When I was in Alice Springs I had the chance to catch up with Daphne Williams for an hour or so one afternoon. It was wonderful to see her, but she had the sad news for me that the lead singer of the Warumpi Band, the son of artist Charlie Matjuwi and brother of Peter Datjin, was terminally ill with bone cancer. “I was always fond of him,” Daphne said, “even if he was a real hellraiser when he was young.” News reached me this week from Chips Mackinolty that the hellraiser had passed away at home on Elcho Island. He was 50 years old. A full Gumatj ceremony is to be held to mark his passing, and the family have requested that the music of the Warumpi Band and from his later solo career not be played on local radio.
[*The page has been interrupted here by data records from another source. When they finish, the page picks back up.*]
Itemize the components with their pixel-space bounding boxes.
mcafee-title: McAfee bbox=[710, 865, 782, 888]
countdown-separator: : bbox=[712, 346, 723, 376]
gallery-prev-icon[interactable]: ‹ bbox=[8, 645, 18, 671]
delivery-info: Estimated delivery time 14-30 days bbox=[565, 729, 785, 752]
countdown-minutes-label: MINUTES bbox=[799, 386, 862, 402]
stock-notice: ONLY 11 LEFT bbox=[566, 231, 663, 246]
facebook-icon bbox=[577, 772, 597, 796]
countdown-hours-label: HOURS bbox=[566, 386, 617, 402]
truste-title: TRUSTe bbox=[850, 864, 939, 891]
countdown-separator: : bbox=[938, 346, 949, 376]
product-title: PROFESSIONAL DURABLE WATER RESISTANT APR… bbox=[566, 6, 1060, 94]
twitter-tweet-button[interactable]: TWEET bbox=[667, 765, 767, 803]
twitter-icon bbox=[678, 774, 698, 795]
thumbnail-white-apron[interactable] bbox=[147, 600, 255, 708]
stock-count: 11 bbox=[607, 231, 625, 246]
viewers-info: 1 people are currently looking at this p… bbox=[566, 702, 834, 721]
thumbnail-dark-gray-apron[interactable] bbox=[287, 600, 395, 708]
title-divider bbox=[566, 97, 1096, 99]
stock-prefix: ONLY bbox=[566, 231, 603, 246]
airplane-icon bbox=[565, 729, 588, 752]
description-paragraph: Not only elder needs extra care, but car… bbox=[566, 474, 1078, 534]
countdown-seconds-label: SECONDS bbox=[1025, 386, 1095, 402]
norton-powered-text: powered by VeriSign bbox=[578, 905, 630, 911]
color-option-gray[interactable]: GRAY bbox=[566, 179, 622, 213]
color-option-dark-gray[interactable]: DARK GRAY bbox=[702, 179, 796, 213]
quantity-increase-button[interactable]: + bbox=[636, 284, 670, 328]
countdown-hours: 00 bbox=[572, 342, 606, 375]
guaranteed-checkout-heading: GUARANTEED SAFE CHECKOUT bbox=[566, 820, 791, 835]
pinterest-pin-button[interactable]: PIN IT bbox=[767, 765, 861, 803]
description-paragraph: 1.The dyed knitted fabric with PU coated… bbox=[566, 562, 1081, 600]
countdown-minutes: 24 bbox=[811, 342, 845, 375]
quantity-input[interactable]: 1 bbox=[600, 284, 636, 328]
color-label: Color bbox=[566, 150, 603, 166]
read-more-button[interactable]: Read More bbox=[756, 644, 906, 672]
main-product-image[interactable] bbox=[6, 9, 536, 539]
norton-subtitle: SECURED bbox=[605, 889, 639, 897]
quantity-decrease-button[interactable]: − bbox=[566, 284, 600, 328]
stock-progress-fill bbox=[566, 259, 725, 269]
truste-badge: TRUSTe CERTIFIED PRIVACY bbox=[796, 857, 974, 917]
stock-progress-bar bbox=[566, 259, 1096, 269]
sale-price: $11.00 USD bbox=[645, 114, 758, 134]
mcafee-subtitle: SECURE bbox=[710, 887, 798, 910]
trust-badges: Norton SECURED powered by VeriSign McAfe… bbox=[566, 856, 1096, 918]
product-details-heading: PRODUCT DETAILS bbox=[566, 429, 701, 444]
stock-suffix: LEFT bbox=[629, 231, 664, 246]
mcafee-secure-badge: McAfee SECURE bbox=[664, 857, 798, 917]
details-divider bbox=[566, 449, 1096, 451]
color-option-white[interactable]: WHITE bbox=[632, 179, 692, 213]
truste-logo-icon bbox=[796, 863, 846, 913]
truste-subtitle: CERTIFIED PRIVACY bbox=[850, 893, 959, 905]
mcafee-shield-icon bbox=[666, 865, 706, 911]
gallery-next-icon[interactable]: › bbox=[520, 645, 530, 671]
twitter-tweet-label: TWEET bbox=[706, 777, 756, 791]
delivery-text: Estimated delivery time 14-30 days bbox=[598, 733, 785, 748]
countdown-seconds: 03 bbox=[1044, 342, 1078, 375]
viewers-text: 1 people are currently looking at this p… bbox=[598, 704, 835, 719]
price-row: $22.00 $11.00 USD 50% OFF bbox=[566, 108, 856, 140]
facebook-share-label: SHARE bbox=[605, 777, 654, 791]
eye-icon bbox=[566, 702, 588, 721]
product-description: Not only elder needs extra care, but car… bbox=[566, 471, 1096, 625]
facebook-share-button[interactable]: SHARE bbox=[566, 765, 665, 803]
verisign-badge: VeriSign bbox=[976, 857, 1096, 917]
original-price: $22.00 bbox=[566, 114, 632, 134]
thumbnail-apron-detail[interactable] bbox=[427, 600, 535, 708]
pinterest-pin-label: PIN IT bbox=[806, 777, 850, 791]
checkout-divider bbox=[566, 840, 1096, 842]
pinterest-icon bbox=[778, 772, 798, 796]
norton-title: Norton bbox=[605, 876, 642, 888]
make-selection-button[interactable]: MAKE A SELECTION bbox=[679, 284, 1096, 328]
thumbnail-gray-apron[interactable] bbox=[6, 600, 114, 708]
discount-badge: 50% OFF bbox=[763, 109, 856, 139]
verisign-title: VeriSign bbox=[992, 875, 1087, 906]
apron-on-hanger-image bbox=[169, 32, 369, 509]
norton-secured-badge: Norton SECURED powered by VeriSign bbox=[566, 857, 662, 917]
John Donne wrote “No man is an island, entire of itself; every man is a piece of the continent, a part of the main.” This line of poetry from the 17th century makes a fitting epitaph for the Top-End islander who became identified with the greatest Aboriginal Australian rock ‘n’ roll band from the Centre, and with Warumpi’s most famous song, “My Island Home.” And after the band split up, Burrarrawanga (as he’s identified in the press today out of respect for his family) translated the great hit into Gumatj and made it uniquely his own, recording it on his 2004 solo album Nerbu Message. After years on the road, struggles with the grog, and (I guess) all the hell-raising that went along with those things, Burrarrawanga settled down to engage with life on Elcho Island. And while I don’t want to diminish the uniqueness of his life and his contributions to culture overall, I hope that there is a message here for all people who predict that the wildness of today’s youth is a sign that traditional culture is being lost: Burrarrawanga showed us that roots of all sorts run deep.
I guess I’ll now have to give up forever the hope that I would catch one of the seemingly inevitable Warumpi Band reunions, that one day I would get the chance to bounce in front of the stage to the blasts of “Kintorelakutu” or “Koori Man.” But my heart will still skip a beat every time the clapsticks kick in at the beginning of “Waru,” and I can rejoice at home to watch clips of the band performing in the ABC-TV documentary End of the Corrugated Road. Warumpi Band changed the face and the sound of Aboriginal rock ‘n’ roll; their inspiration will live on as long as kids have guitars, which is to say forever.